JPAC Joint United Kingdom (UK) Blood Transfusion and Tissue Transplantation Services Professional Advisory Committee

Merging Patient Records

Clarification November 2007

The Serious Hazards of Transfusion (SHOT) annual reports highlight the clinical problems that can arise with duplicate (or multiple) patient records. Transfusion laboratories endeavour to ensure that only one patient record is in existence.
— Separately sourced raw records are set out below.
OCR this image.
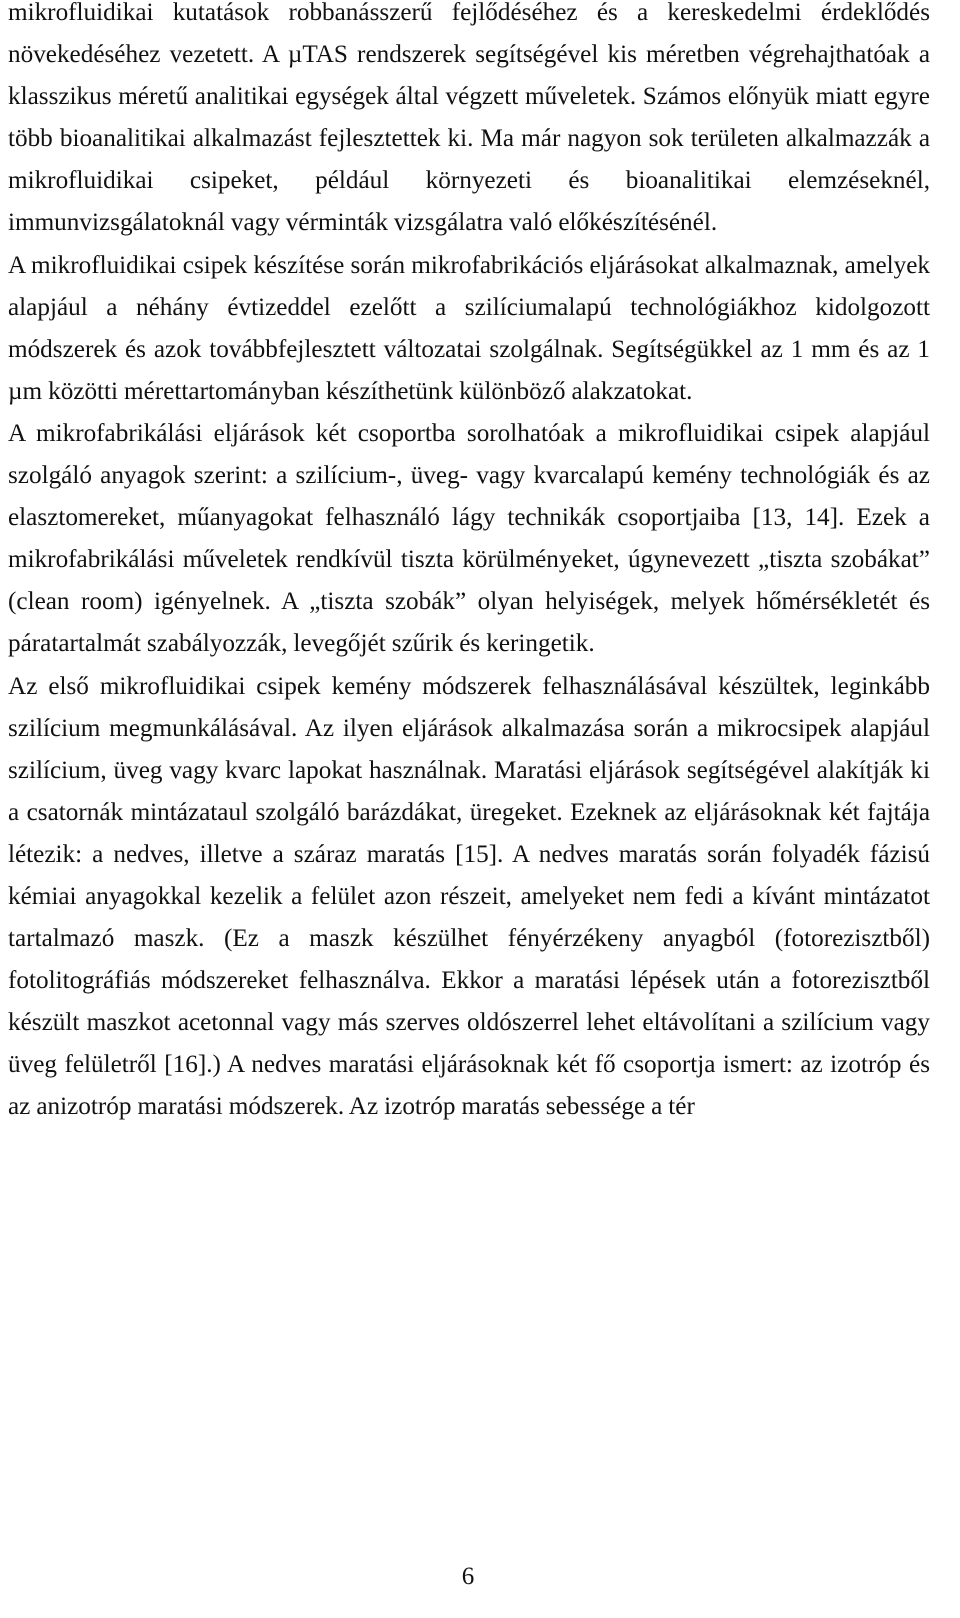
mikrofluidikai kutatások robbanásszerű fejlődéséhez és a kereskedelmi érdeklődés növekedéséhez vezetett. A µTAS rendszerek segítségével kis méretben végrehajthatóak a klasszikus méretű analitikai egységek által végzett műveletek. Számos előnyük miatt egyre több bioanalitikai alkalmazást fejlesztettek ki. Ma már nagyon sok területen alkalmazzák a mikrofluidikai csipeket, például környezeti és bioanalitikai elemzéseknél, immunvizsgálatoknál vagy vérminták vizsgálatra való előkészítésénél.

A mikrofluidikai csipek készítése során mikrofabrikációs eljárásokat alkalmaznak, amelyek alapjául a néhány évtizeddel ezelőtt a szilíciumalapú technológiákhoz kidolgozott módszerek és azok továbbfejlesztett változatai szolgálnak. Segítségükkel az 1 mm és az 1 µm közötti mérettartományban készíthetünk különböző alakzatokat.

A mikrofabrikálási eljárások két csoportba sorolhatóak a mikrofluidikai csipek alapjául szolgáló anyagok szerint: a szilícium-, üveg- vagy kvarcalapú kemény technológiák és az elasztomereket, műanyagokat felhasználó lágy technikák csoportjaiba [13, 14]. Ezek a mikrofabrikálási műveletek rendkívül tiszta körülményeket, úgynevezett „tiszta szobákat” (clean room) igényelnek. A „tiszta szobák” olyan helyiségek, melyek hőmérsékletét és páratartalmát szabályozzák, levegőjét szűrik és keringetik.

Az első mikrofluidikai csipek kemény módszerek felhasználásával készültek, leginkább szilícium megmunkálásával. Az ilyen eljárások alkalmazása során a mikrocsipek alapjául szilícium, üveg vagy kvarc lapokat használnak. Maratási eljárások segítségével alakítják ki a csatornák mintázataul szolgáló barázdákat, üregeket. Ezeknek az eljárásoknak két fajtája létezik: a nedves, illetve a száraz maratás [15]. A nedves maratás során folyadék fázisú kémiai anyagokkal kezelik a felület azon részeit, amelyeket nem fedi a kívánt mintázatot tartalmazó maszk. (Ez a maszk készülhet fényérzékeny anyagból (fotorezisztből) fotolitográfiás módszereket felhasználva. Ekkor a maratási lépések után a fotorezisztből készült maszkot acetonnal vagy más szerves oldószerrel lehet eltávolítani a szilícium vagy üveg felületről [16].) A nedves maratási eljárásoknak két fő csoportja ismert: az izotróp és az anizotróp maratási módszerek. Az izotróp maratás sebessége a tér

6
Latterly, amalgamation of hospitals/Trusts has increased the instances where more than one hospital number is available for patients.

The MHRA has raised concern about the possibility for traceability records to become lost when merges are undertaken in the Laboratory Information System (LIS), especially if the LIS is the primary method of maintaining the traceability record for 30 years (Blood Safety and Quality Regulations 2005).

On merging, it is imperative that the historical data and the results ascribed to them must not change.

To ensure that the process for merging is clear, hospital transfusion laboratories (HTL) should have the following in place: -

  • Only nominated staff with appropriate password privileges can use the merge function.
  • Clear, precise documentation on when a merge can be undertaken (SOP), including the safety criteria and checks applied to ensure that the merge is correct. This should address the retention of all historical group and screen information, special requirements (e.g. irradiation) and any specific antibody investigation information plus the identity of the person undertaking the merge.
  • Training procedures (and records) relating to the SOP.
  • Ensure that documentation is maintained to (i) ensure that Traceability requirements as listed in the Blood Safety and Quality Regulations 2005 are met, and (ii) provide an audit trail of the individual records merged to form the single record.

If merging of patients is undertaken by members of staff outside the transfusion laboratory, the following must be followed: -

  • Understanding of the affect of patient merges on the LIS
  • Clear, precise documentation on when a merge can be undertaken
  • Where transfusion records are present it should be specified that the merge can only be undertaken following written authority from the HTL in advance of the merge taking place.
  • Documentation sent to the laboratory on what and who has been "merged"
  • Ensure that traceability records are maintained

The likelihood of Traceability being lost is even higher if patient merges require unmerging. Consideration should be given to whether paper or suitably archived electronic records may need to be maintained to ensure that Traceability and other information critical to patient safety is protected. These may need to be kept for 30 years if used for Traceability purposes. These archived records should ensure that merged patient data can be correctly split into their original component parts, in case it becomes apparent that an error was made in the merging process.

The MHRA would support the process of merging duplicate records provided that this is performed in a controlled, robust manner, to ensure that risks to patient health through incomplete patient records are minimised (i.e. multiple concurrent records which may all hold different safety information).